If you climb on a year where there is no glacier, and you get to the top, is it the same top as if there was a glacier? The altitude is different. The path you have to take is different. What if you go to the top when the glacier thickness is larger? Does that make it more of an accomplishment? About 35,000 people attempt to climb it every year, but only about 16,000 succeed.
Application:
So I would explain the control of weights (aka minimizing model complexity) to my grandma, as follows:
Grandma, your brain is an amazing thinker whether or not you know it. If I ask you how many of the 16,000 who think they reached the top actually did so, you would say "all of them".
If I put sensors in shoes of all the 30,000 climbers, and measured height above sea-level, then some of those folks didn't get as high as others, and might not qualify.
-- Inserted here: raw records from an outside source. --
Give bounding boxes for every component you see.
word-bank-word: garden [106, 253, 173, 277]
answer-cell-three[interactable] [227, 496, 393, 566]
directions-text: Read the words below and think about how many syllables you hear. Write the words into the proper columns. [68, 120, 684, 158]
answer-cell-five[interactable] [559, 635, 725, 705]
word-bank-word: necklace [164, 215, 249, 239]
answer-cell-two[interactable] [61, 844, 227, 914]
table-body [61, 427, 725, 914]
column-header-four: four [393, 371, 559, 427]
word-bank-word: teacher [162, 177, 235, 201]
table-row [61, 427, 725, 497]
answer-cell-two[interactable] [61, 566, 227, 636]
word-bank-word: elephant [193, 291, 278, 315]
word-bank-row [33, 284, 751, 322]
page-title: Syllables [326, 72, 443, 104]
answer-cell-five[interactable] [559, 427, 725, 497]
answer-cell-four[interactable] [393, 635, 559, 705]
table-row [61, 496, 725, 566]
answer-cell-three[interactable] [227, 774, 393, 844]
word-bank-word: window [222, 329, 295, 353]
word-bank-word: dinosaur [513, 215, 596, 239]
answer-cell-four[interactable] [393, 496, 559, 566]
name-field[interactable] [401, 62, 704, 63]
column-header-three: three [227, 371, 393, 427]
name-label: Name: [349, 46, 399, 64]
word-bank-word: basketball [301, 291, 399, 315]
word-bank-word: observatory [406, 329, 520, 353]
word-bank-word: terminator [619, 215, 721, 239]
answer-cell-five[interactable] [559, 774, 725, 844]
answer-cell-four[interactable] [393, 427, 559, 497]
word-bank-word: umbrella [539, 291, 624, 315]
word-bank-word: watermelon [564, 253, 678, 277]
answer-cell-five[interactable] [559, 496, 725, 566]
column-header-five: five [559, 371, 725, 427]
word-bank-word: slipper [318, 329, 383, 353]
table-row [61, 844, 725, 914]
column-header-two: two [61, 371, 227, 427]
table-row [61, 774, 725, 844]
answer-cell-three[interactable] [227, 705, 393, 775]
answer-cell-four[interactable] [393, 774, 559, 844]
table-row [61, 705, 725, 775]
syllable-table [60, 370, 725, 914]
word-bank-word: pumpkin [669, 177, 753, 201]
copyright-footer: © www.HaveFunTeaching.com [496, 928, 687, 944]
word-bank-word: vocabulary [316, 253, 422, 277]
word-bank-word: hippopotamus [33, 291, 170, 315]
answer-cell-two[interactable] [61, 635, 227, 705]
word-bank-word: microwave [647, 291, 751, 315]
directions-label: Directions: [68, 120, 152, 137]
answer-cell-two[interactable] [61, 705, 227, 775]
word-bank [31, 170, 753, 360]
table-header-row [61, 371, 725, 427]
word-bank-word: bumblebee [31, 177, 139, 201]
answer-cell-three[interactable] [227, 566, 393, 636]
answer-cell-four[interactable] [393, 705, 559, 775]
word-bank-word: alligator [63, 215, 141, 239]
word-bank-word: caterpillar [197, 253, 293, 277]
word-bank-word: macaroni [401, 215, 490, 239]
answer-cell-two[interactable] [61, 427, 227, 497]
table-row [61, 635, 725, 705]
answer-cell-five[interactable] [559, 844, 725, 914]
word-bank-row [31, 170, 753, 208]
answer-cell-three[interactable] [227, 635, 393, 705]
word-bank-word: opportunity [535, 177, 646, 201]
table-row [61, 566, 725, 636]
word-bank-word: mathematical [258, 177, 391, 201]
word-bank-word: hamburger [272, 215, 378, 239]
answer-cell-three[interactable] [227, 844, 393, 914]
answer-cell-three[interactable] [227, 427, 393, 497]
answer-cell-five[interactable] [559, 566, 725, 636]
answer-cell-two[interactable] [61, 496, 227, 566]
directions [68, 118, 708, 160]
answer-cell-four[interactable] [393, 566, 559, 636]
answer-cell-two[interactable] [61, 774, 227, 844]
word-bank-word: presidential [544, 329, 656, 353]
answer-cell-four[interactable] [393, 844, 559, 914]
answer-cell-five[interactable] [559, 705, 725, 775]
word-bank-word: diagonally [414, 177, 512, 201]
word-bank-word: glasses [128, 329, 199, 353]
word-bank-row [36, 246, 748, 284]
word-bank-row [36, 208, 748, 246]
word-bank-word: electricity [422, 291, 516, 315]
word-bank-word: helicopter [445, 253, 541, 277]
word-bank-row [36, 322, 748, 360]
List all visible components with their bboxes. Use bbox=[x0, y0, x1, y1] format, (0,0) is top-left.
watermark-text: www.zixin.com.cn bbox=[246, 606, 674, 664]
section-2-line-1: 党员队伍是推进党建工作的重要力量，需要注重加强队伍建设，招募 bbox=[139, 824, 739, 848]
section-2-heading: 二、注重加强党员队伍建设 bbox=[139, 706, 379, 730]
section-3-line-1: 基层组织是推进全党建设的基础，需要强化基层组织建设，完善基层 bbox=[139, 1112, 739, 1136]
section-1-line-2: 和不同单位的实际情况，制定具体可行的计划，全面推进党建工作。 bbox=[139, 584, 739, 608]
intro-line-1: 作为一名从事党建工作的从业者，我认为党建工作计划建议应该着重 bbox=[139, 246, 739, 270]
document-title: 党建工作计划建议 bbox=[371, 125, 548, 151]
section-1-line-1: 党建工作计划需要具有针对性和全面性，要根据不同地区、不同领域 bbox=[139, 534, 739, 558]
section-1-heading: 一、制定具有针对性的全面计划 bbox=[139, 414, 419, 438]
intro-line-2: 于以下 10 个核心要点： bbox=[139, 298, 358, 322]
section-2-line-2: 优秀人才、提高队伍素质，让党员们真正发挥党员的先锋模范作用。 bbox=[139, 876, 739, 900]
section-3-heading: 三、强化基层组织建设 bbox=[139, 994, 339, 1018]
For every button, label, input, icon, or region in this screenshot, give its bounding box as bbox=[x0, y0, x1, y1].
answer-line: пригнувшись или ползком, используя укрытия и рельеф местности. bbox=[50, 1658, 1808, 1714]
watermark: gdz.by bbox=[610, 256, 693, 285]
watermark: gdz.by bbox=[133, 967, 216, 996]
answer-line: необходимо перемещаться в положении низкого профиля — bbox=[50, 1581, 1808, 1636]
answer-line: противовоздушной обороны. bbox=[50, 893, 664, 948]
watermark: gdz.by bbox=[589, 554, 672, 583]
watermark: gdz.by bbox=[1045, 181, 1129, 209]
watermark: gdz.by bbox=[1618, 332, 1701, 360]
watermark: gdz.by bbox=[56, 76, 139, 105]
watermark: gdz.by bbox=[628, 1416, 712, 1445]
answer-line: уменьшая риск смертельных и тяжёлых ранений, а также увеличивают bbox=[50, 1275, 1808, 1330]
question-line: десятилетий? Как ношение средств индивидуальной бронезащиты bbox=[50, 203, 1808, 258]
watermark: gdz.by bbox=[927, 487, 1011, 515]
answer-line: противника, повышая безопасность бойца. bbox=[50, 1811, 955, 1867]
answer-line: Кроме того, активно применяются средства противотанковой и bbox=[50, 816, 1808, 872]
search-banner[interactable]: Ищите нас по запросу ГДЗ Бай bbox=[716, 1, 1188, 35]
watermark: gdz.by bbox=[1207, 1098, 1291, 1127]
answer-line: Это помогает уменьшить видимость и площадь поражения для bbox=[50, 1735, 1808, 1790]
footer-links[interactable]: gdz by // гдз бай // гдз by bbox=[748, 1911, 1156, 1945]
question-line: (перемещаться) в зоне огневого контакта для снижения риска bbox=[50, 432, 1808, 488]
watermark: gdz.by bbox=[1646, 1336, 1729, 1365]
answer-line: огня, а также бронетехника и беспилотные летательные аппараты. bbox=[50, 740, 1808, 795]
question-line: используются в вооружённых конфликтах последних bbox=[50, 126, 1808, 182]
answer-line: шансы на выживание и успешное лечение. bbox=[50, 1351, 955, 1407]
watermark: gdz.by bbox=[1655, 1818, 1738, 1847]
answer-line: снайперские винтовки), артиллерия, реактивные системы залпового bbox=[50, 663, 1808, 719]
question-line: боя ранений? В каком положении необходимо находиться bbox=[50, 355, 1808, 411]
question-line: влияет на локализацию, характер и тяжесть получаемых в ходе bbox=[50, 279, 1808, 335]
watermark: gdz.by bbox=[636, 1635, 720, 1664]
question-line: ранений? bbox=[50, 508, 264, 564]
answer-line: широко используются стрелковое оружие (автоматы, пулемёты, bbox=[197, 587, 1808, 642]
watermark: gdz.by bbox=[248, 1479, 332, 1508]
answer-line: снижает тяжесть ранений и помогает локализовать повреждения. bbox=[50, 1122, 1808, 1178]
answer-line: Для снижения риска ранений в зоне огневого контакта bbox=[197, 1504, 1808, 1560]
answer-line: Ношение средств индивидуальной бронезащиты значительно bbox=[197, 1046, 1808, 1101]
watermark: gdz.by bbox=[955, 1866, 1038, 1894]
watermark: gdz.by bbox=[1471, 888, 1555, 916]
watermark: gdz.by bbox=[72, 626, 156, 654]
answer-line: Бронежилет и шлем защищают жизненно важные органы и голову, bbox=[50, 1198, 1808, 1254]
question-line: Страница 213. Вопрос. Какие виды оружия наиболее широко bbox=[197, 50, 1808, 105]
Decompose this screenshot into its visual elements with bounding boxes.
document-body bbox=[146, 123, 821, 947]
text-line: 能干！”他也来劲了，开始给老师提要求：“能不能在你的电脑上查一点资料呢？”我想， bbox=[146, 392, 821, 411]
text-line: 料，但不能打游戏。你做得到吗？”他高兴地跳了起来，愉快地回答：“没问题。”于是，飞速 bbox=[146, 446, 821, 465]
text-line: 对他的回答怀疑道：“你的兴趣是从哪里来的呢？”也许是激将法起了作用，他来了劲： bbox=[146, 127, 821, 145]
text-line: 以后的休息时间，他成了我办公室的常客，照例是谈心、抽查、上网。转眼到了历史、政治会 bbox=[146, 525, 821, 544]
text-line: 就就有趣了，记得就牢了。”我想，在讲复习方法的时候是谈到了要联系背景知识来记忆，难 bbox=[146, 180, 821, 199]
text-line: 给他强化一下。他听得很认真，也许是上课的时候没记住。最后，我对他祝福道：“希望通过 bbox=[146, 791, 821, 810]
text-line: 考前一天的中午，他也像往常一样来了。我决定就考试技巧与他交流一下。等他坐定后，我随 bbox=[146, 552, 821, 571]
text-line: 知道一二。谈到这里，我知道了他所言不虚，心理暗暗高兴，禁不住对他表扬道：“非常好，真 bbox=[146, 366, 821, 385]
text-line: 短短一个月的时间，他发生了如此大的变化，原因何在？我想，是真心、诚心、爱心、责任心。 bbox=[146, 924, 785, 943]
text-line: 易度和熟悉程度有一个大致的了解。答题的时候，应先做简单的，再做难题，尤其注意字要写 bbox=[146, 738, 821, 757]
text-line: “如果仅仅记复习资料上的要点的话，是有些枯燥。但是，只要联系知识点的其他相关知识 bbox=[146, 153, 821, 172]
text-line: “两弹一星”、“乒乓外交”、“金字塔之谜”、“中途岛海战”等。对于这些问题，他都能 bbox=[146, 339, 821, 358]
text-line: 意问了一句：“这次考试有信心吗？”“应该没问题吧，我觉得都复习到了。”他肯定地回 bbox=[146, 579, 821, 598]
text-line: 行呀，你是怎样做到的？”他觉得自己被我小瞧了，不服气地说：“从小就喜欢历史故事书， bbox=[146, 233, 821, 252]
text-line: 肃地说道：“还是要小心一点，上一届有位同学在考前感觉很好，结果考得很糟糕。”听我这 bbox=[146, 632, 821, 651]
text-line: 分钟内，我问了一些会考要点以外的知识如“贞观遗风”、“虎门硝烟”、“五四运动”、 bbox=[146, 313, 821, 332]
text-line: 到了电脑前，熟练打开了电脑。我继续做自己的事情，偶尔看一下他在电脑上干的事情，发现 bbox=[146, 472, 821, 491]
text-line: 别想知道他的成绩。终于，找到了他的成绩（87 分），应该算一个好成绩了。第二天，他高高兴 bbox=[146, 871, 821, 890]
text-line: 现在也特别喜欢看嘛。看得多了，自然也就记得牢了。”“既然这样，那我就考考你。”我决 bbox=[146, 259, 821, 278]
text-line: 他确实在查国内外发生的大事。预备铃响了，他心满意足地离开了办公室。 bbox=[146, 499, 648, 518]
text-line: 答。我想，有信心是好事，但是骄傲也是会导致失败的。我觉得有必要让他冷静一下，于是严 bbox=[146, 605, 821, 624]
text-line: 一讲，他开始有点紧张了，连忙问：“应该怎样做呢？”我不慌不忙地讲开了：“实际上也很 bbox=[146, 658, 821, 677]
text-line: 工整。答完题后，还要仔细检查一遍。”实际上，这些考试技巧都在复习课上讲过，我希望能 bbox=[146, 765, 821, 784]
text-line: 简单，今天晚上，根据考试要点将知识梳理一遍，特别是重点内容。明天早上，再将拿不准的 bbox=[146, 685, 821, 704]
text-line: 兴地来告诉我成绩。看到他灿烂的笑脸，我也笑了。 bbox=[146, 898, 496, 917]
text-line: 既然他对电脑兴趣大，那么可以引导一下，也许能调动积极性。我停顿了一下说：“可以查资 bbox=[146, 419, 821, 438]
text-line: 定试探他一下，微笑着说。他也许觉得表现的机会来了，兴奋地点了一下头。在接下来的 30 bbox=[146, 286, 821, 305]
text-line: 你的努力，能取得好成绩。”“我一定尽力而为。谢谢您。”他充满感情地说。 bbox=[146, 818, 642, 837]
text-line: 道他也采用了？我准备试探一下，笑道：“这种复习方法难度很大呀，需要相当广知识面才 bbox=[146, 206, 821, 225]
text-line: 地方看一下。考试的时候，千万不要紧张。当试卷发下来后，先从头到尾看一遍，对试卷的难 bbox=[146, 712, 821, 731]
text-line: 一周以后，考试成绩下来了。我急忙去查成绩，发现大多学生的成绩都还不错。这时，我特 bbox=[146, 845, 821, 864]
When I do that I am going to a constant model - I am saying if height is not equal to some percentile of measured max heights then it is not the top. Some people jump at the top. Some people just cross the line and sit down.
I could add latitude and longitude to the sensor, and fit some higher order equations and maybe I could get a better fit, and have more folks in, maybe even exactly 45% of the total folks who attempt it.
So let's say next year is a "big glacier" year or a "no glacier" year because some volcano really transforms the albedo of the earth. If I take my complex and exacting model from this year and apply it to the folks who climb next year the model is going to have strange results. Maybe everyone will "pass" or even be too high to pass. Maybe nobody at all will pass, and it will think nobody actually completed the climb. Especially when the model is complex it will tend to not generalize well. It may exactly fit this year's "training" data, but when new data comes it behaves poorly.
Discussion:
When you limit the complexity of the model, then you can usually have better generalization without over-fitting. Using simpler models, ones that are more built to accommodate real-world variation, tends to give better results, all else being equal.
Now you have a fixed network topology, so you are saying "my parameter count is fixed" - I can't have variation in model complexity. Nonsense. Measure the entropy in the weights. When the entropy is higher it means some coefficients carry substantially more "informativeness" than others. If you have very low entropy it means that in general the coefficients carry similar levels of "informativeness". Informativeness is not necessarily a good thing. In a democracy you want all people to be equal, and things like George Orwell "more equal than others" is a measure of failures of the system. If you don't have a great reason for it, you want weights to be pretty similar to each other.
On a personal note: instead of using voodoo or heuristics, I prefer things like "information criteria" because they allow me to get reliable and consistent results. AIC, AICc, and BIC are some common and useful starting points. Repeating the analysis to determine stability of the solution, or range of information criteria results is a common approach. One might look at putting a ceiling on the entropy in the weights.